The main problem is what works for small scale software organizations does not work for large scale ones. You have to be cognizant of all processes, tools, and incentives and be able to evolve them in a coordinated way across the entire organization. Bottom up process and tool changes that are not aligned with existing incentives will not be enough. Similarly top down incentive changes misaligned with existing tools and processes will also not work because whatever people are doing on the ground floor is usually the most optimal way to get things done given the existing incentives and tools and you can’t just change the incentives and hope for the processes and tools to smoothly catch up. So at the bottom you can change processes and at the top you can change incentives but to make effective changes you need to combine both in a coherent way. I have yet to be at any organization, large or small, that manages to pull off this trick. The changes are always a shock to the system that lead to a lot of human misery and very little positive progress.
My most recent experiences of incoherent bottom up and top down changes are from Zenefits. Even though I’m proud of the work I did there and the people I worked with, in hindsight, if I’m being honest, it was mostly just technical masturbation. We were able to build a pretty efficient CI and deployment pipeline running on top of AWS, github, and buildkite but ultimately that was never the bottleneck that made Zenefits engineering horrible.

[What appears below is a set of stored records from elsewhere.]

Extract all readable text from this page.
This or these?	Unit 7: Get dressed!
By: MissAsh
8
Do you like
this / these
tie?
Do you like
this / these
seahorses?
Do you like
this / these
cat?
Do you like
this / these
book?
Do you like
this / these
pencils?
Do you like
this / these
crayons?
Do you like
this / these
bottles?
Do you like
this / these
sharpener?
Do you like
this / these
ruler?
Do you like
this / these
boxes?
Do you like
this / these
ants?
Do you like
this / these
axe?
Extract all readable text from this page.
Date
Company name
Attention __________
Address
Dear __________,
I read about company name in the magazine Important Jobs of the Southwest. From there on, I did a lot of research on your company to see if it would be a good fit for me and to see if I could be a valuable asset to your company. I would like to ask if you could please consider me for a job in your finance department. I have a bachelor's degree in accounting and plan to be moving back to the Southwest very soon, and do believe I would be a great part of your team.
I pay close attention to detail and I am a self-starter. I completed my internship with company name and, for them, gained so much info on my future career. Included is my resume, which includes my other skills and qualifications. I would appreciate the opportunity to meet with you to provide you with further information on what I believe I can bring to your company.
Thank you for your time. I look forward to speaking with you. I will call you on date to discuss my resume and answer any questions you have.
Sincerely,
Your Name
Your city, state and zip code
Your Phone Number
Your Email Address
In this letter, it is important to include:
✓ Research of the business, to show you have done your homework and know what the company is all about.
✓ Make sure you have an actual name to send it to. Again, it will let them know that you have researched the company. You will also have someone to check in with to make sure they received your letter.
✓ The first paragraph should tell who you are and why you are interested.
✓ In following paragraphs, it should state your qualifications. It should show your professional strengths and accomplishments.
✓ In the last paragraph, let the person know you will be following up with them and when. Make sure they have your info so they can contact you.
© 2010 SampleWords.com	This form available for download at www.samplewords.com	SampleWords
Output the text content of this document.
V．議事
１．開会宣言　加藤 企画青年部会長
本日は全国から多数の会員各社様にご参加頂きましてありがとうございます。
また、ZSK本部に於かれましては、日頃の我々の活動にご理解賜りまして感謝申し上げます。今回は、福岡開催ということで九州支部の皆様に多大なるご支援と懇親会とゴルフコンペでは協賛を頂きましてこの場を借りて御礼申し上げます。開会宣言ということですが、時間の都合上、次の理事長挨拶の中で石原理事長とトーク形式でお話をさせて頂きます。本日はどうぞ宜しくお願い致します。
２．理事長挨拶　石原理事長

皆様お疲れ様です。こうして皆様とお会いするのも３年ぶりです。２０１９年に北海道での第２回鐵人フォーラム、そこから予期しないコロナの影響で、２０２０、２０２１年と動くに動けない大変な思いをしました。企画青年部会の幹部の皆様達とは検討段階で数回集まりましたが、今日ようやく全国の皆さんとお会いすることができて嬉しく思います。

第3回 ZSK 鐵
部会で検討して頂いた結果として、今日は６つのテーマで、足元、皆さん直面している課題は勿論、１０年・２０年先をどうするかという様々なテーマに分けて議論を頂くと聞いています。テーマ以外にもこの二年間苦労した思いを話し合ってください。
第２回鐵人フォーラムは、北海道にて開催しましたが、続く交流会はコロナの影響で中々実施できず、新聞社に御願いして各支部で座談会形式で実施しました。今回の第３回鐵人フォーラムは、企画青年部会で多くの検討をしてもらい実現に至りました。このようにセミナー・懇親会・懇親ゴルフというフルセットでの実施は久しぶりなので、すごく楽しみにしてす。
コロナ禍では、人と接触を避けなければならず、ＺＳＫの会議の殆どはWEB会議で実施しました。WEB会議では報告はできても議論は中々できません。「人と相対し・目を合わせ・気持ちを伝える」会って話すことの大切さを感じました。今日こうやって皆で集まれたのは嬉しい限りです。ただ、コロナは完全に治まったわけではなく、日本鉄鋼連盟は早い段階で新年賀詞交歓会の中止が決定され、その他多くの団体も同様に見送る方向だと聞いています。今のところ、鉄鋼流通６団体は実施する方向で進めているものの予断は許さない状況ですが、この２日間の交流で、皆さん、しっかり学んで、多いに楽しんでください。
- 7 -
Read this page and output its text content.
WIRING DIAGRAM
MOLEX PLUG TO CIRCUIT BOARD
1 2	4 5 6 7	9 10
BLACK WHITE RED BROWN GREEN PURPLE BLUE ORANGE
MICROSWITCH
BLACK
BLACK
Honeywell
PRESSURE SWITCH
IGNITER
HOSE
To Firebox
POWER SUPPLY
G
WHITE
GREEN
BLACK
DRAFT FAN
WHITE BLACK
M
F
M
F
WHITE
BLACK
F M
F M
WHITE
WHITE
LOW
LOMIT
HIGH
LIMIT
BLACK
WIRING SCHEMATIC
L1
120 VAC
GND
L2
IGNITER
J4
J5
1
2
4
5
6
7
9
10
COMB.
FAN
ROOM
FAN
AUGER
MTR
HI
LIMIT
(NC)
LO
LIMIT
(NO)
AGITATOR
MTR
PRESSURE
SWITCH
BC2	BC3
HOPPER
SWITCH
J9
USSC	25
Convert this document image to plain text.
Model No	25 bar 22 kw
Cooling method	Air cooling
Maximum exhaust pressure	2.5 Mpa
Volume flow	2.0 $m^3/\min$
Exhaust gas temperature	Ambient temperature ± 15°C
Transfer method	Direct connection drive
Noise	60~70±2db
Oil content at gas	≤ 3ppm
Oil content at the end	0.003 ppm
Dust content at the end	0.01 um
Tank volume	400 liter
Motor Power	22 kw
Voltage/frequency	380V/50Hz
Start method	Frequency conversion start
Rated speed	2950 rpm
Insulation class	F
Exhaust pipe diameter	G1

We optimized the hell out of that pipeline and in the end it was way too magical for anyone to make sense of, even the people that had built it.
One reason we failed was because the developers were not incentivized to understand the underlying infrastructure and systems that supported their work. Without that back pressure instead of being the people that built tools for the engineering organization we became the black magicians that created a bunch of black boxes. Given the incentives in place this was mostly inevitable. Developers were tasked with delivering features and we were tasked with getting those features into the master branch as quickly as possible even though there were a few million lines of python and 18k+ “unit” tests that each feature had to get through.
Our failures could have been mitigated somewhat if we were working in an engineering organization that wasn’t so focused on shipping features at the expense of engineering proper systems. I was on a team that worked on engineering proper systems but it was a quixotic task without the rest of the organization seeing and understanding the value of properly engineered systems. Some of the bits and pieces of the infrastructure managed to be maintainable and understandable but the rest of it was so specialized that only one or two people ever managed to make sense of it.
It might also be the case that an engineering organization that balances shipping features and building proper supporting systems is economically and socially non-viable. It might be too expensive to hire engineers that can imbue the organization with those qualities. My opinion is slightly biased but the infrastructure team came closest to satisfying most of those qualities. The problem there was we had a lot of strong personalities. It seems like smart and curious engineers tend to be a little strong-willed as well. So the tools we built were embodiments of our own personalities. Things mostly worked but because we didn’t have strong leadership in place there was nothing to tie it all together. Signals did not properly travel upstream and then downstream. All the tool and process changes in the world are meaningless if the rest of the engineering organization doesn’t get the memo and if those tools are not driving towards some singular vision.
Fundamentally Zenefits never had technical problems. Whereas we (infrastructure team) were trying to address everything from a technical perspective by driving process and tool changes the rest of the engineering organization was hampered by lack of strong leadership. Code quality was atrocious. There was never time set aside for cleaning up dead code and refactoring. Code was only added and never removed. There was much magical thinking around the next silver bullet without figuring out what made the previous silver bullet a failure. Even when we had accumulated enough political capital to push back and get the rest of the engineering organization to get their act together the leadership balked and let everyone continue as they were. Instead of imbuing the organization with the proper qualities in the end we just ended up appeasing all of its worst qualities with a more efficient and optimized software delivery pipeline.